One more thing to clear up, I know some (many) of these functional categories and their products extend beyond the Data Center. The lens this blog looks through is exclusively focused on the challenges posed by large, complex data centers. For example, I know performance products are also useful in all sized companies (big & small) and also beyond the data center (e.g., headquarters, remote offices, partner networks, etc).


Oct 31 2007   8:12PM GMT

Activities in Application, System & Network Performance Monitoring



Posted by: Ryan Shopp
Microsoft Windows, EMC, Symantec, BMC, HP Software, CA, IBM Tivoli, Accellent, InfoVista, Solarwinds, Systems monitoring, Network monitoring, Application monitoring, Performance management, Quest Software, Networking, DataCenter

Big item to post about right out of the gate!  We all are familiar with the “Performance Management” sector within the Data Center.  Quick couple sentence summary.  Software that automates the collection and identification of potential performance bottlenecks within the data center.  Performance bottlenecks meaning real-time delays, conditions that are affecting productivity or analytics that leverages historical collected data that can help predict a potential performance concern before it happens.

Now there are a TON of large players in this space which we will review in more details in upcoming posts (e.g., BMC, CA, HP, IBM, EMC, Symantec, Quest Software, Microsoft) but today I want to hit on a couple vendors you should consider if you’re tired of working with your current vendor (most likely one of the big names above).

InfoVista is one of the last pure-play companies that provide solutions for automating Data Center Performance Management/Monitoring.  Yesterday, they finally announced a move (after years of OEM’ing various product) to round out their solution on the application performance management perspective.  I’ve talked to a number of large global enterprise/telecom customers who speak the gospel about the quality and capabilities of their products.  They’ve been known in the past for their network and systems centric capabilities but with the acquisition of Accellent they now own the application monitoring technology.  Now, let’s be clear - their solution is designed for large, large Enteprises and/or Telecommunication companies.  If your not looking to do a major global deployment spanning a large data centers and/or vast numbers of remote offices this solution may be overkill for you.   If that is the case I would recommend you taking a look at another company.

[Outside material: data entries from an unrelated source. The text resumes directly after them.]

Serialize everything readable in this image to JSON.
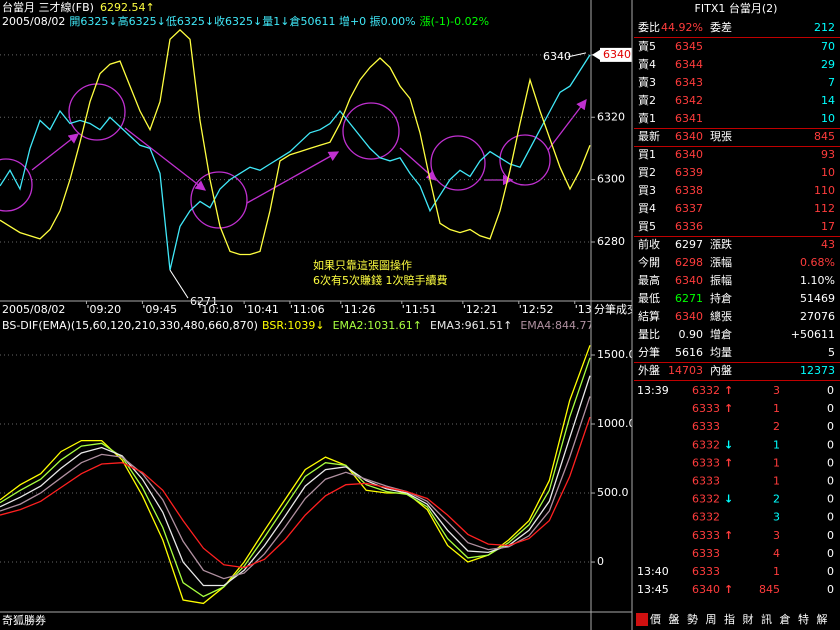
{
  "chart_data": [
    {
      "type": "line",
      "title": "台當月 三才線(FB)",
      "indicator_value": "6292.54↑",
      "date": "2005/08/02",
      "ohlc": "開6325↓高6325↓低6325↓收6325↓量1↓倉50611 增+0 振0.00%",
      "change": "漲(-1)-0.02%",
      "annotations": [
        "如果只靠這張圖操作",
        "6次有5次賺錢 1次賠手續費"
      ],
      "low_label": 6271,
      "high_label": 6340,
      "last_price": 6340,
      "xlim": [
        0,
        59
      ],
      "ylim": [
        6261.4,
        6357.6
      ],
      "yticks": [
        6340,
        6320,
        6300,
        6280
      ],
      "grid": true,
      "series": [
        {
          "color": "#40e8f8",
          "values": [
            6298,
            6303,
            6297,
            6310,
            6319,
            6316,
            6322,
            6318,
            6319,
            6318,
            6316,
            6320,
            6317,
            6314,
            6311,
            6310,
            6302,
            6271,
            6285,
            6290,
            6293,
            6291,
            6297,
            6300,
            6302,
            6304,
            6303,
            6305,
            6307,
            6309,
            6312,
            6315,
            6316,
            6318,
            6322,
            6318,
            6314,
            6310,
            6307,
            6306,
            6307,
            6302,
            6298,
            6290,
            6295,
            6300,
            6303,
            6301,
            6306,
            6309,
            6307,
            6305,
            6304,
            6310,
            6316,
            6322,
            6328,
            6330,
            6335,
            6340
          ]
        },
        {
          "color": "#ffff40",
          "values": [
            6287,
            6285,
            6283,
            6282,
            6281,
            6284,
            6290,
            6300,
            6312,
            6325,
            6334,
            6337,
            6338,
            6330,
            6322,
            6316,
            6325,
            6345,
            6348,
            6345,
            6319,
            6300,
            6285,
            6277,
            6276,
            6276,
            6277,
            6290,
            6306,
            6308,
            6309,
            6310,
            6311,
            6312,
            6318,
            6326,
            6332,
            6336,
            6339,
            6336,
            6330,
            6326,
            6315,
            6300,
            6286,
            6284,
            6283,
            6284,
            6282,
            6281,
            6290,
            6303,
            6318,
            6332,
            6322,
            6313,
            6304,
            6297,
            6303,
            6311
          ]
        }
      ]
    },
    {
      "type": "line",
      "date": "2005/08/02",
      "title": "BS-DIF(EMA)(15,60,120,210,330,480,660,870)",
      "corner_label": "分筆成交",
      "xlim": [
        0,
        29
      ],
      "ylim": [
        -362,
        1884
      ],
      "xticks": [
        {
          "value": 4.25,
          "label": "'09:20"
        },
        {
          "value": 7,
          "label": "'09:45"
        },
        {
          "value": 9.75,
          "label": "'10:10"
        },
        {
          "value": 12,
          "label": "'10:41"
        },
        {
          "value": 14.25,
          "label": "'11:06"
        },
        {
          "value": 16.75,
          "label": "'11:26"
        },
        {
          "value": 19.75,
          "label": "'11:51"
        },
        {
          "value": 22.75,
          "label": "'12:21"
        },
        {
          "value": 25.5,
          "label": "'12:52"
        },
        {
          "value": 28.25,
          "label": "'13:22"
        }
      ],
      "yticks": [
        {
          "value": 1500,
          "label": "1500.0"
        },
        {
          "value": 1000,
          "label": "1000.0"
        },
        {
          "value": 500,
          "label": "500.0"
        },
        0
      ],
      "grid": true,
      "series": [
        {
          "legend": "BSR:1039↓",
          "color": "#ffff00",
          "values": [
            450,
            560,
            640,
            800,
            880,
            880,
            740,
            480,
            160,
            -275,
            -300,
            -180,
            0,
            230,
            450,
            670,
            760,
            700,
            520,
            500,
            500,
            380,
            120,
            0,
            50,
            160,
            300,
            590,
            1170,
            1570
          ]
        },
        {
          "legend": "EMA2:1031.61↑",
          "color": "#a8ff40",
          "values": [
            430,
            520,
            600,
            740,
            840,
            860,
            760,
            540,
            250,
            -150,
            -250,
            -180,
            -30,
            180,
            400,
            620,
            720,
            700,
            560,
            510,
            490,
            400,
            170,
            30,
            50,
            140,
            270,
            520,
            1050,
            1480
          ]
        },
        {
          "legend": "EMA3:961.51↑",
          "color": "#e8e8e8",
          "values": [
            400,
            470,
            550,
            680,
            790,
            830,
            770,
            600,
            360,
            0,
            -170,
            -170,
            -60,
            120,
            330,
            550,
            670,
            690,
            590,
            530,
            500,
            420,
            230,
            80,
            70,
            120,
            230,
            440,
            900,
            1350
          ]
        },
        {
          "legend": "EMA4:844.77↑",
          "color": "#b090a0",
          "values": [
            370,
            420,
            500,
            610,
            720,
            780,
            760,
            640,
            450,
            150,
            -60,
            -120,
            -80,
            60,
            250,
            460,
            600,
            650,
            600,
            550,
            510,
            440,
            290,
            140,
            90,
            110,
            190,
            370,
            760,
            1200
          ]
        },
        {
          "legend": "EMA5:",
          "color": "#ff2020",
          "values": [
            340,
            380,
            440,
            540,
            640,
            710,
            720,
            650,
            520,
            300,
            100,
            -20,
            -40,
            20,
            160,
            340,
            480,
            560,
            570,
            540,
            510,
            460,
            340,
            200,
            130,
            120,
            170,
            300,
            620,
            1050
          ]
        }
      ]
    }
  ],
  "quote": {
    "title": "FITX1 台當月(2)",
    "rows": [
      {
        "l1": "委比",
        "v1": "44.92%",
        "c1": "#ff3c3c",
        "l2": "委差",
        "v2": "212",
        "c2": "#00ffff"
      },
      {
        "l1": "賣5",
        "v1": "6345",
        "c1": "#ff3c3c",
        "v2": "70",
        "c2": "#00ffff"
      },
      {
        "l1": "賣4",
        "v1": "6344",
        "c1": "#ff3c3c",
        "v2": "29",
        "c2": "#00ffff"
      },
      {
        "l1": "賣3",
        "v1": "6343",
        "c1": "#ff3c3c",
        "v2": "7",
        "c2": "#00ffff"
      },
      {
        "l1": "賣2",
        "v1": "6342",
        "c1": "#ff3c3c",
        "v2": "14",
        "c2": "#00ffff"
      },
      {
        "l1": "賣1",
        "v1": "6341",
        "c1": "#ff3c3c",
        "v2": "10",
        "c2": "#00ffff"
      },
      {
        "l1": "最新",
        "v1": "6340",
        "c1": "#ff3c3c",
        "l2": "現張",
        "v2": "845",
        "c2": "#ff3c3c"
      },
      {
        "l1": "買1",
        "v1": "6340",
        "c1": "#ff3c3c",
        "v2": "93",
        "c2": "#ff3c3c"
      },
      {
        "l1": "買2",
        "v1": "6339",
        "c1": "#ff3c3c",
        "v2": "10",
        "c2": "#ff3c3c"
      },
      {
        "l1": "買3",
        "v1": "6338",
        "c1": "#ff3c3c",
        "v2": "110",
        "c2": "#ff3c3c"
      },
      {
        "l1": "買4",
        "v1": "6337",
        "c1": "#ff3c3c",
        "v2": "112",
        "c2": "#ff3c3c"
      },
      {
        "l1": "買5",
        "v1": "6336",
        "c1": "#ff3c3c",
        "v2": "17",
        "c2": "#ff3c3c"
      },
      {
        "l1": "前收",
        "v1": "6297",
        "c1": "#ffffff",
        "l2": "漲跌",
        "v2": "43",
        "c2": "#ff3c3c"
      },
      {
        "l1": "今開",
        "v1": "6298",
        "c1": "#ff3c3c",
        "l2": "漲幅",
        "v2": "0.68%",
        "c2": "#ff3c3c"
      },
      {
        "l1": "最高",
        "v1": "6340",
        "c1": "#ff3c3c",
        "l2": "振幅",
        "v2": "1.10%",
        "c2": "#ffffff"
      },
      {
        "l1": "最低",
        "v1": "6271",
        "c1": "#00ff00",
        "l2": "持倉",
        "v2": "51469",
        "c2": "#ffffff"
      },
      {
        "l1": "結算",
        "v1": "6340",
        "c1": "#ff3c3c",
        "l2": "總張",
        "v2": "27076",
        "c2": "#ffffff"
      },
      {
        "l1": "量比",
        "v1": "0.90",
        "c1": "#ffffff",
        "l2": "增倉",
        "v2": "+50611",
        "c2": "#ffffff"
      },
      {
        "l1": "分筆",
        "v1": "5616",
        "c1": "#ffffff",
        "l2": "均量",
        "v2": "5",
        "c2": "#ffffff"
      },
      {
        "l1": "外盤",
        "v1": "14703",
        "c1": "#ff3c3c",
        "l2": "內盤",
        "v2": "12373",
        "c2": "#00ffff"
      }
    ]
  },
  "ticks": [
    {
      "time": "13:39",
      "price": "6332",
      "dir": "↑",
      "vol": "3",
      "vol_color": "#ff3c3c",
      "chg": "0"
    },
    {
      "price": "6333",
      "dir": "↑",
      "vol": "1",
      "vol_color": "#ff3c3c",
      "chg": "0"
    },
    {
      "price": "6333",
      "vol": "2",
      "vol_color": "#ff3c3c",
      "chg": "0"
    },
    {
      "price": "6332",
      "dir": "↓",
      "vol": "1",
      "vol_color": "#00ffff",
      "chg": "0"
    },
    {
      "price": "6333",
      "dir": "↑",
      "vol": "1",
      "vol_color": "#ff3c3c",
      "chg": "0"
    },
    {
      "price": "6333",
      "vol": "1",
      "vol_color": "#ff3c3c",
      "chg": "0"
    },
    {
      "price": "6332",
      "dir": "↓",
      "vol": "2",
      "vol_color": "#00ffff",
      "chg": "0"
    },
    {
      "price": "6332",
      "vol": "3",
      "vol_color": "#00ffff",
      "chg": "0"
    },
    {
      "price": "6333",
      "dir": "↑",
      "vol": "3",
      "vol_color": "#ff3c3c",
      "chg": "0"
    },
    {
      "price": "6333",
      "vol": "4",
      "vol_color": "#ff3c3c",
      "chg": "0"
    },
    {
      "time": "13:40",
      "price": "6333",
      "vol": "1",
      "vol_color": "#ff3c3c",
      "chg": "0"
    },
    {
      "time": "13:45",
      "price": "6340",
      "dir": "↑",
      "vol": "845",
      "vol_color": "#ff3c3c",
      "chg": "0"
    }
  ],
  "footer": {
    "brand": "奇狐勝券",
    "tabs": [
      "價",
      "盤",
      "勢",
      "周",
      "指",
      "財",
      "訊",
      "倉",
      "特",
      "解"
    ]
  }
}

Solarwinds is making some major investments in their offerings.  If your a small, medium business or wishing to manage a portion (specific group/organization) within a larger enterprise then take a look at their Orion product line.  You get a major bang for your buck (many times 75% of the functionality you use from one of the big guys at a price point most likely less then your annual maintenance contract).  The other beautiful thing is you can download and evaluate the product in all is glory without ever talking to a single sales person.  Also, they have a very active community behind their products including a great blog, Geek Speak by my friend Josh Stephens, that provides very useful insights and perspective on leveraging their products.